I wanted to expand upon something that was mentioned in yesterday’s blog post about the recent Cheng et al. paper which was widely reported with headlines suggesting a newer estimate of the rate of ocean warming is 40% higher than old estimates from the IPCC AR5 report in 2013. I demonstrated that the new dataset was only only 11% warmer when compared to the AR5 best estimate of ocean warming during 1971-2010.

The point I want to reemphasize today is the huge range in ocean warming between the 33 models included in that study. Here’s a plot based upon data from Cheng’s website which, for the period in question (1971-2010) shows a factor of 8 range between the model with the least ocean warming and the model with the most warming, based upon linear trends fitted to the model curves:

I have also included Cheng’s reanalysis of ocean heat content (OHC) data over the same period of time, showing how well it fits the *average* of all 33 models included in the study. Cheng’s OHC dataset is now the warmest of all reanalyzed OHC datasets, which means (mark my words) it will gain the greatest favor in the next IPCC report.

Mark. My. Words.

What is disconcerting is the huge (8x) range in ocean warming between models for the period 1971-2010. This is partly due to continuing uncertainty in climate sensitivity (ranging over a factor of ~3 according to the IPCC), but also due to uncertainties in how much aerosol forcing has occurred, especially in the first half of the period in question. The amount of climate system warming in models or in nature is a function of both forcing and the system response to that forcing.

If models are based upon fundamental physical principles, as we are often told, how can they give such a wide range of results? The answer, of course, is that there are some physical processes which are not well known, for example how clouds and upper tropospheric water vapor change with warming. The devil is in the details.

Dodgy Statistics

One of the problems with the results in the Cheng et al. study is how the 90% confidence intervals are computed. Most people will simply assume they are related to how well the stated numbers are known. That is, how good the various observational and model estimates of ocean warming are.

But they would be wrong.

The confidence intervals given in the paper (we are told at the end of the Supplementary Materials section) simply refer to how well each time series of OHC (whether observations or models) is fit by a regression line.

They have nothing to do with how good a certain OHC dataset is. In fact, they assume (as John Christy pointed out to me) each dataset is perfect!

In the above plot I show the difference between the quoted 90% confidence interval in the paper for the models, and the 90% confidence interval I computed which represents the variability between the models warming trends, which is much more informative to most readers.

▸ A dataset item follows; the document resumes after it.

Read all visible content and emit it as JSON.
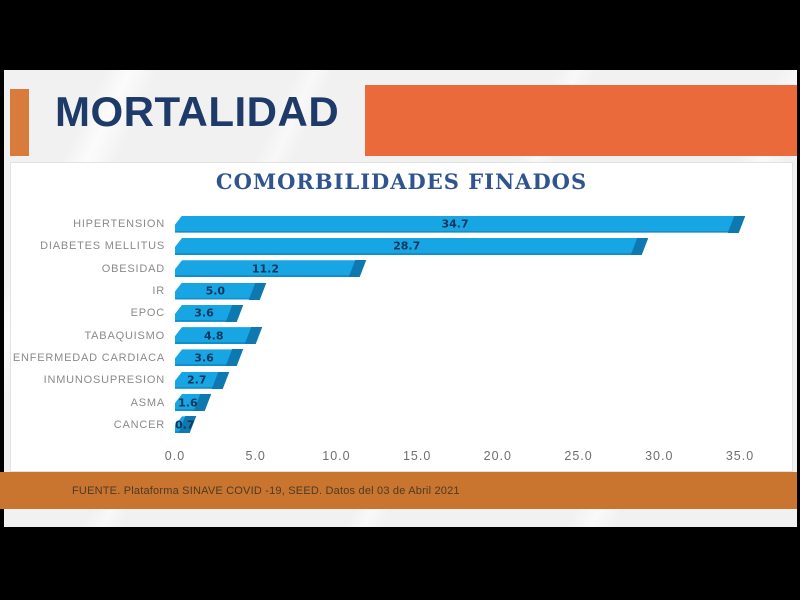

The difference is huge.

What Cheng et al. provided for confidence intervals isn’t “wrong”. It’s simply misleading for most readers who are trying to figure out how good these various observational OHC trends are, or how uncertain the climate model OHC trends are.

Is the Average of the Climate Models Better than the Individual Models?

Cheng et al. only deal with the 33-model average, and don’t mention the huge inter-model differences. One might claim that the average of the 33 models is probably better than the individual models, anyway.

But I’m not so sure one can make such an argument.

The various climate models cannot be viewed as some sort of “truth model” about which the various modeling groups around the world have added noise. If that were the case then, yes, the average of all the models would give the best result.

Instead, each modeling group makes their own best estimate of a wide variety of forcings and physical processes in the models, and they get a wide variety of results. It is not clear which of them is closest to the truth. It could be an outlier model is best. For example, the model with the closest agreement with our (UAH) satellite tropospheric temperatures since 1979 is the Russian model, which wasn’t even included in the new study. That model has the lowest rate of tropospheric warming since 1979 out of over 100 models we have checked.

The new OHC dataset might reduce uncertainty somewhat (although we still don’t know how accurate it is), but one also has to evaluate surface temperature trends, tropospheric temperature trends (which I believe are telling us water vapor feedback isn’t as strong as in the models), as well as uncertainties in forcings which, even if the models contained perfect physics, would still lead to different projected rates of warming.

Given all of the uncertianties, I think we are still far from understanding just how much future warming will occur from increasing CO2 concentrations in the atmosphere.